A vulnerabilidade do sistema energético da Ucrânia foi um dos aspectos destacados pelo especialista. Segundo ele, os ataques russos têm demonstrado efetividade em reduzir a capacidade das forças ucranianas de manter a defesa aérea, culminando em uma situação em que os recursos disponíveis para proteção estão se esgotando rapidamente. Nesse contexto, a utilização quase total dos mísseis do sistema antiaéreo Patriot por Kiev aumenta ainda mais as preocupações sobre a capacidade de resistência do país.

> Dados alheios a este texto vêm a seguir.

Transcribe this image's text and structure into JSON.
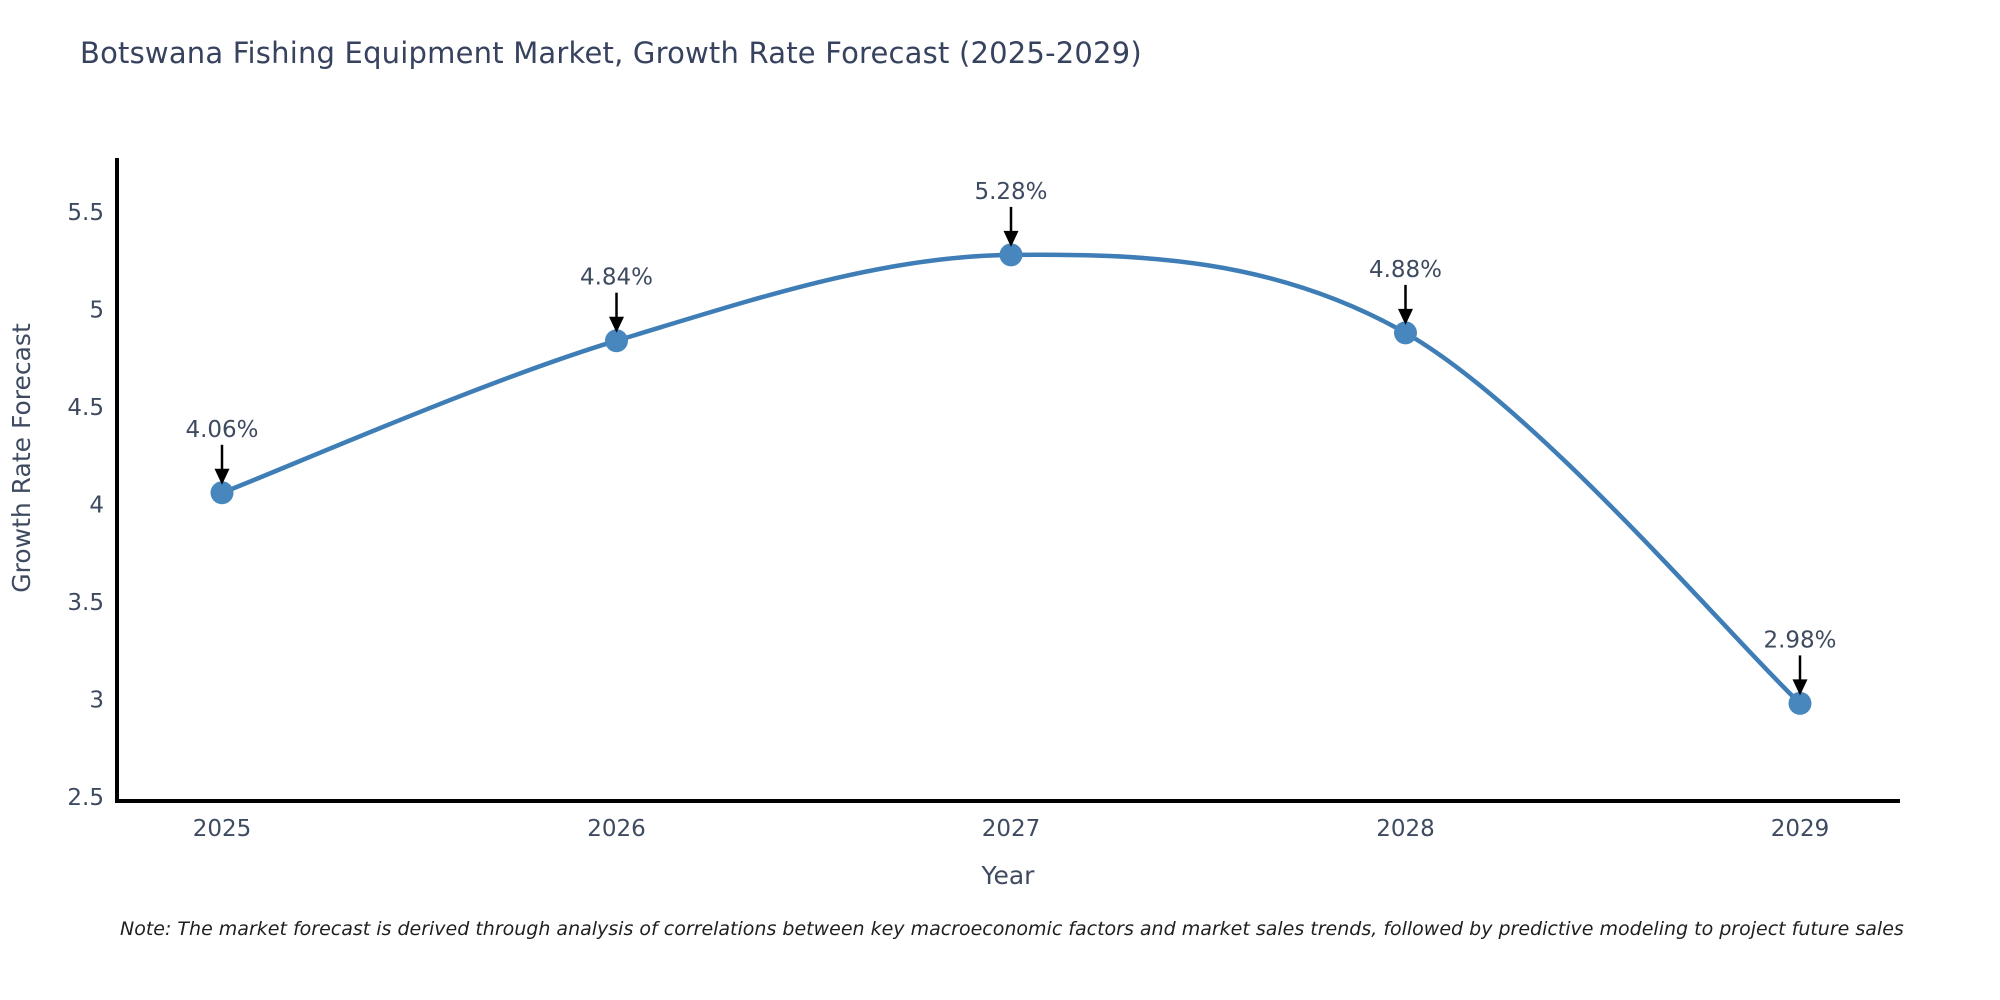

Shaffer enfatizou que o avanço das Forças Armadas da Rússia, que recentemente recuperaram quase mil quilômetros quadrados de território na região do Donbass, mostra uma tendência preocupante para as tropas ucranianas. Tal movimento militar evidencia a dificuldade que o Exército da Ucrânia enfrenta para reverter a situação e manter suas posições em um conflito que já se estende por mais de um ano.

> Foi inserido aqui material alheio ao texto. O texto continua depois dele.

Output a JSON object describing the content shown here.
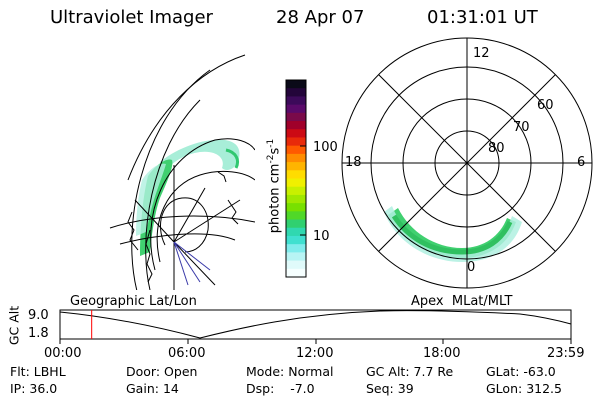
{
  "header": {
    "title": "Ultraviolet Imager",
    "date": "28 Apr 07",
    "time": "01:31:01 UT"
  },
  "colorbar": {
    "label": "photon cm-2s-1",
    "label_base": "photon cm",
    "label_sup1": "-2",
    "label_mid": "s",
    "label_sup2": "-1",
    "ticks": [
      "100",
      "10"
    ],
    "colors": [
      "#0a0a18",
      "#23053a",
      "#3c0a5a",
      "#5a0a6a",
      "#7a0a4a",
      "#a0002a",
      "#cc0a14",
      "#e82a0a",
      "#ff5a00",
      "#ff8c00",
      "#ffb400",
      "#ffdc00",
      "#f0f000",
      "#c8f000",
      "#a0e800",
      "#78e000",
      "#50d828",
      "#30d070",
      "#30d8b0",
      "#40e0d0",
      "#80ecec",
      "#b8f4f4",
      "#e0fafa",
      "#f6ffff"
    ]
  },
  "polar_plot": {
    "labels": [
      "12",
      "60",
      "70",
      "80",
      "18",
      "6",
      "0"
    ]
  },
  "projections": {
    "left": "Geographic Lat/Lon",
    "right": "Apex  MLat/MLT"
  },
  "altitude_chart": {
    "ylabel": "GC Alt",
    "yticks": [
      "9.0",
      "1.8"
    ],
    "xticks": [
      "00:00",
      "06:00",
      "12:00",
      "18:00",
      "23:59"
    ],
    "current_time_fraction": 0.062,
    "marker_color": "#ff0000"
  },
  "status": {
    "row1": [
      {
        "key": "Flt:",
        "value": "LBHL"
      },
      {
        "key": "Door:",
        "value": "Open"
      },
      {
        "key": "Mode:",
        "value": "Normal"
      },
      {
        "key": "GC Alt:",
        "value": "7.7 Re"
      },
      {
        "key": "GLat:",
        "value": "-63.0"
      }
    ],
    "row2": [
      {
        "key": "IP:",
        "value": "36.0"
      },
      {
        "key": "Gain:",
        "value": "14"
      },
      {
        "key": "Dsp:",
        "value": "-7.0"
      },
      {
        "key": "Seq:",
        "value": "39"
      },
      {
        "key": "GLon:",
        "value": "312.5"
      }
    ]
  }
}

Além disso, a narrativa de colapso não se limita apenas a uma análise estratégica do campo de batalha; implica também em considerações sobre o impacto sócio-econômico do conflito. A resistência da Ucrânia não é somente uma questão militar, mas envolve questões de moral e apoio popular que vêm sendo testadas ao longo do tempo.

Com o desafio de sustentar uma longa guerra e a necessidade premente de auxílio militar e humanitário, as próximas semanas se apresentam como um período crítico. A possibilidade do colapso do Exército ucraniano levantam questões não só sobre o futuro da Ucrânia, mas sobre a estabilidade na região como um todo. As declarações de Shaffer realçam a urgência de um diálogo realista e soluções diplomáticas que possam evitar um agravamento da crise. O tempo certamente é um fator crucial neste conflito, e a janela para uma resolução parece estar diminuindo.